Despite snow, Christmas only white in mountains
The Local · 20 Dec 2011, 16:37
Published: 20 Dec 2011 16:37 GMT+01:00
The German Weather Service (DWD) said the wild weather would calm down over the week, with meteorologist Sabine Krüger literally damping down hopes of snow at Christmas, saying it was more likely to be rainy.
The central state of Hessen was one of the worst hit by the snow this week, with more than 40 flights cancelled and many more delayed at Frankfurt-Hahn airport. Earlier in the week several drivers were injured as a truck jack-knifed across the A5 motorway.

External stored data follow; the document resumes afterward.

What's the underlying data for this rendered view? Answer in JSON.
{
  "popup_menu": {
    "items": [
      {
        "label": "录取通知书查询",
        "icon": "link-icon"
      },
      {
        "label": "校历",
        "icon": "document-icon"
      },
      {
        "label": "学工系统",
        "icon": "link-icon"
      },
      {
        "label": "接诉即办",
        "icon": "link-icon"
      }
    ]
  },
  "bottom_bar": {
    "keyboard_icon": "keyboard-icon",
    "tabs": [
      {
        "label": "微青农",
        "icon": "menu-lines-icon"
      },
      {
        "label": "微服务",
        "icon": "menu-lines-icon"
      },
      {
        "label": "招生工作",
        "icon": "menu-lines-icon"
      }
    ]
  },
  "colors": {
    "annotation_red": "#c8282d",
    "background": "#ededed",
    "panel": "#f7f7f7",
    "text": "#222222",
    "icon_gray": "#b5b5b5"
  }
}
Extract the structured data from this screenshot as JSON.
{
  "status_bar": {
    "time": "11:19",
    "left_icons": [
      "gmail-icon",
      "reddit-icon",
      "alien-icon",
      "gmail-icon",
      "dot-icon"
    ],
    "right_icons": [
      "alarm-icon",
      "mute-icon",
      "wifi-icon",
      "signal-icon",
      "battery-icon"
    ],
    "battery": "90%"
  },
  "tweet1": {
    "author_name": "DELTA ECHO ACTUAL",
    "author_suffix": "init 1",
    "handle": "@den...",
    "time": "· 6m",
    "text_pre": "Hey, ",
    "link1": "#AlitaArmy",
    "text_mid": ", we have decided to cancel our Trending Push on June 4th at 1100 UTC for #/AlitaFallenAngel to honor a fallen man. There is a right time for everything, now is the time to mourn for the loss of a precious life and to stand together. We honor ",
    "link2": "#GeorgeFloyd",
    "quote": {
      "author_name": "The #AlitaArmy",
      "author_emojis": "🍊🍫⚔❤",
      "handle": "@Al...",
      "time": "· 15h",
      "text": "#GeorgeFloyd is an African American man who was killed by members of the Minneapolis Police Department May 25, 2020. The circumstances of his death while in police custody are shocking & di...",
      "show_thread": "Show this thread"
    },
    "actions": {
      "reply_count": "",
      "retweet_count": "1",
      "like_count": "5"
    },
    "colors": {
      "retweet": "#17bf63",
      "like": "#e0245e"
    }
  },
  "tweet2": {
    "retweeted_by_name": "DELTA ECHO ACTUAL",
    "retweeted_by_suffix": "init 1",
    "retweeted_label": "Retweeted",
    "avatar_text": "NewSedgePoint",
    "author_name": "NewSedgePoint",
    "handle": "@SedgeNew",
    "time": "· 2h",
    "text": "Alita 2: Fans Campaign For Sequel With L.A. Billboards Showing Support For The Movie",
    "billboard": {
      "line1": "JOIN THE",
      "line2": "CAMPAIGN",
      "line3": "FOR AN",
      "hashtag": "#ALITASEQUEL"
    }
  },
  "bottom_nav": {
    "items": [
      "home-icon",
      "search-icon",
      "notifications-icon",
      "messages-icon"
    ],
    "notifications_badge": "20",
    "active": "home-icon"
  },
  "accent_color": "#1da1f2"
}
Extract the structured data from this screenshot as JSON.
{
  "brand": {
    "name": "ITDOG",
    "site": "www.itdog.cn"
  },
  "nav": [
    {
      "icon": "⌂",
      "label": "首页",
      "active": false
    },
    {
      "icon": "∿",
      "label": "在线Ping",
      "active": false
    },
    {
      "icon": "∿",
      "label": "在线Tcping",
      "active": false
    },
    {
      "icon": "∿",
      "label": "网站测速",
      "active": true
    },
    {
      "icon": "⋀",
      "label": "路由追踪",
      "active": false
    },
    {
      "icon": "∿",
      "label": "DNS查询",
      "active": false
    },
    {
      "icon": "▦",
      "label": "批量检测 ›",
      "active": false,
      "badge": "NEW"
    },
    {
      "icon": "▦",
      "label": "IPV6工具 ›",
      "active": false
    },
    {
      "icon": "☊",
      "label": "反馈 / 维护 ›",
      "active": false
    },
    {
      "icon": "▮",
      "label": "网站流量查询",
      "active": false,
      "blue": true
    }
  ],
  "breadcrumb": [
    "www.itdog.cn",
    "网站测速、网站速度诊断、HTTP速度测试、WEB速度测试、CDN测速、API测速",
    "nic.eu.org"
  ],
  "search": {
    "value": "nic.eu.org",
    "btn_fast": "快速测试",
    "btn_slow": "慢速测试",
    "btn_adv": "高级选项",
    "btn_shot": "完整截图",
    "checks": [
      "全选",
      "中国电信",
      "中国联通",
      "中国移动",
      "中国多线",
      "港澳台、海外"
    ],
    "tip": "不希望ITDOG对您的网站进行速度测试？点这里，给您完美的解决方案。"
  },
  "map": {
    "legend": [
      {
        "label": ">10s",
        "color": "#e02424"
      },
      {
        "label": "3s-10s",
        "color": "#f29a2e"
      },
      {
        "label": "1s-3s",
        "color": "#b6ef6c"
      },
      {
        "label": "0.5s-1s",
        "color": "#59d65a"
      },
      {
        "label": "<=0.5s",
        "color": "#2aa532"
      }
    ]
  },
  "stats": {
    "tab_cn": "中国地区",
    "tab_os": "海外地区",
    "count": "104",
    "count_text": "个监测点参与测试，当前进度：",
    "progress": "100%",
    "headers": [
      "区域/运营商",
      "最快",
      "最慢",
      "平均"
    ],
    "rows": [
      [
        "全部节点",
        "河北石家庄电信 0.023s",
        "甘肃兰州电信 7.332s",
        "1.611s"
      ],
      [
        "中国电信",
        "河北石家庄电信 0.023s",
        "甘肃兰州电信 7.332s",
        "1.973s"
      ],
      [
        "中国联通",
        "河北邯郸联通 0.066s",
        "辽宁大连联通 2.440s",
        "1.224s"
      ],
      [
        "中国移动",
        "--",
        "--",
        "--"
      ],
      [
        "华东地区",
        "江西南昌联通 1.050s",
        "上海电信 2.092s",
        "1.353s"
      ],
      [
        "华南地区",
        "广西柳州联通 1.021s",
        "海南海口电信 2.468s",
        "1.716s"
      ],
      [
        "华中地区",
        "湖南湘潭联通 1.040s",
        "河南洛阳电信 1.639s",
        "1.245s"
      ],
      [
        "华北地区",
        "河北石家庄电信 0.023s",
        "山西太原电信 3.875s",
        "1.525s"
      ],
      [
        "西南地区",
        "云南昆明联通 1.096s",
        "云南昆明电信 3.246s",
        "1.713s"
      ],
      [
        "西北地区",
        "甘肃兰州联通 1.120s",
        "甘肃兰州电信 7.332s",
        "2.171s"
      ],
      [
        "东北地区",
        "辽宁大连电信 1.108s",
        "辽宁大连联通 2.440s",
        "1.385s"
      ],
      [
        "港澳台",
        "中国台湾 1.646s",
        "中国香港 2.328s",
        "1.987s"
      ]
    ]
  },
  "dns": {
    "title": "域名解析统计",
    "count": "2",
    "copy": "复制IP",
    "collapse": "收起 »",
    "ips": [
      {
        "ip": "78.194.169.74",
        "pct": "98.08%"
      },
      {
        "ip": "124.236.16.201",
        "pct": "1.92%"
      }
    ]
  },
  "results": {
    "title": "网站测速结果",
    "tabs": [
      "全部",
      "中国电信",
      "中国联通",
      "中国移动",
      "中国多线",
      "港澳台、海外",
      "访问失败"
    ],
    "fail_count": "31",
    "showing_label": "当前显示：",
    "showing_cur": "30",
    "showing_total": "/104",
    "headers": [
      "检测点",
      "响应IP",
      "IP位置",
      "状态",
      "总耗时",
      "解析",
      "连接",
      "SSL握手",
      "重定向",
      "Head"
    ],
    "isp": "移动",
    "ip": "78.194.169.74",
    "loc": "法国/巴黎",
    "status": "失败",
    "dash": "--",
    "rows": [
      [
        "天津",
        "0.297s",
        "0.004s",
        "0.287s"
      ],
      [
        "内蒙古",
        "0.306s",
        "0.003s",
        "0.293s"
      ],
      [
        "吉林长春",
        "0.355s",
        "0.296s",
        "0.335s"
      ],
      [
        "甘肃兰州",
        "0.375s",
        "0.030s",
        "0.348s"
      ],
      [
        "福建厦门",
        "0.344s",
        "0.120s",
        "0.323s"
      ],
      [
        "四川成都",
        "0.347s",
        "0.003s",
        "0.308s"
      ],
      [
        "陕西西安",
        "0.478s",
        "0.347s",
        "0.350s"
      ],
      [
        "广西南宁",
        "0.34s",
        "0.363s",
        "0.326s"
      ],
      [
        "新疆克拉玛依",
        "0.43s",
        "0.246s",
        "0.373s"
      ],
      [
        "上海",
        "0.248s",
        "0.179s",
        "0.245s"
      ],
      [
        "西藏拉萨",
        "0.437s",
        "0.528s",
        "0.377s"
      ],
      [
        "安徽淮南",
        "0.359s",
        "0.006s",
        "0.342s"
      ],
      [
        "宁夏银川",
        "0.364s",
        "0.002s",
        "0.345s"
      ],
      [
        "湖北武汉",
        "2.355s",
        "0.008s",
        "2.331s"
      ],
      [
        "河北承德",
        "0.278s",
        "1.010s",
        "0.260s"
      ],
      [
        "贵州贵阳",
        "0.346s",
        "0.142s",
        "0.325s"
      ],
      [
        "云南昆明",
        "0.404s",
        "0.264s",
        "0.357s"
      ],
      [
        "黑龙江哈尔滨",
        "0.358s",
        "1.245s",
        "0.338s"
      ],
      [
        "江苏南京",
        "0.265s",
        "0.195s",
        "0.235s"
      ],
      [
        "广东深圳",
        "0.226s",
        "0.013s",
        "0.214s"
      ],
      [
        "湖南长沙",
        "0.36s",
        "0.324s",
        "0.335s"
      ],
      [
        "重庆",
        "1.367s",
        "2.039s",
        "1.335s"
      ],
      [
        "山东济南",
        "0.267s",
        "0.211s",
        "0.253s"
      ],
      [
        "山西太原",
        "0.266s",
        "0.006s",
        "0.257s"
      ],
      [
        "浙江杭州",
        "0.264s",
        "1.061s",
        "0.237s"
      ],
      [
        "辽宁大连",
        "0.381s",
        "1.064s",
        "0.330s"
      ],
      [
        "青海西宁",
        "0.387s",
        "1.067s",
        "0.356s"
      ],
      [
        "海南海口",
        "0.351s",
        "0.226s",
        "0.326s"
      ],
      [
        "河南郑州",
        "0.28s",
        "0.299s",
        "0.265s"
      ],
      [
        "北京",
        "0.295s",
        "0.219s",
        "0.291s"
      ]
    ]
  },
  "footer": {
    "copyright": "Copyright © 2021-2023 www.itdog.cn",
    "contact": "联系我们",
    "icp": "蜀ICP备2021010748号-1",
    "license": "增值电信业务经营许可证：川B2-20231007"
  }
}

Despite also experiencing wintry weather, Baden-Württemberg escaped lightly, with only short delays registered at Stuttgart airport.
Rhineland-Palatinate was also snowy, with one unfortunate truck driver losing over 26,000 litres of sparkling wine when his vehicle was blown over in high winds. In North-Rhine Westphalia a truck got stuck in deep snow on the A4 motorway between Cologne and Olpe.
But the snow will soon be replaced by rain, starting on Tuesday night in the west and north-west, and over the following days in the rest of the country.
There will be a considerable divide in the temperatures on Wednesday, with the east staying at around freezing, while the west will be a warmer two to seven degrees Celsius. There is little wind expected.
During the night on Wednesday, temperatures will once more drop to lows of minus four degrees Celsius in the east. The west will be significantly warmer, with temperatures hovering around four degrees Celsius.
By Thursday, the normally snowy south east will be rainy, while the west will have unseasonable highs of 10 degrees Celsius.
As Christmas approaches, the west will have rain with continued mild temperatures of around 10 degrees Celsius, while the east will get scattered showers.
The Alps and the Ore Mountains between south eastern Germany and the Czech Republic, will get considerable snowfall, and some winds in exposed areas will reach gale force.
“Over the Christmas weekend, snow will mostly fall just in areas over 600 metres above sea-level,” said Krüger, meaning that only those in the mountains will be lucky enough to have a white Christmas.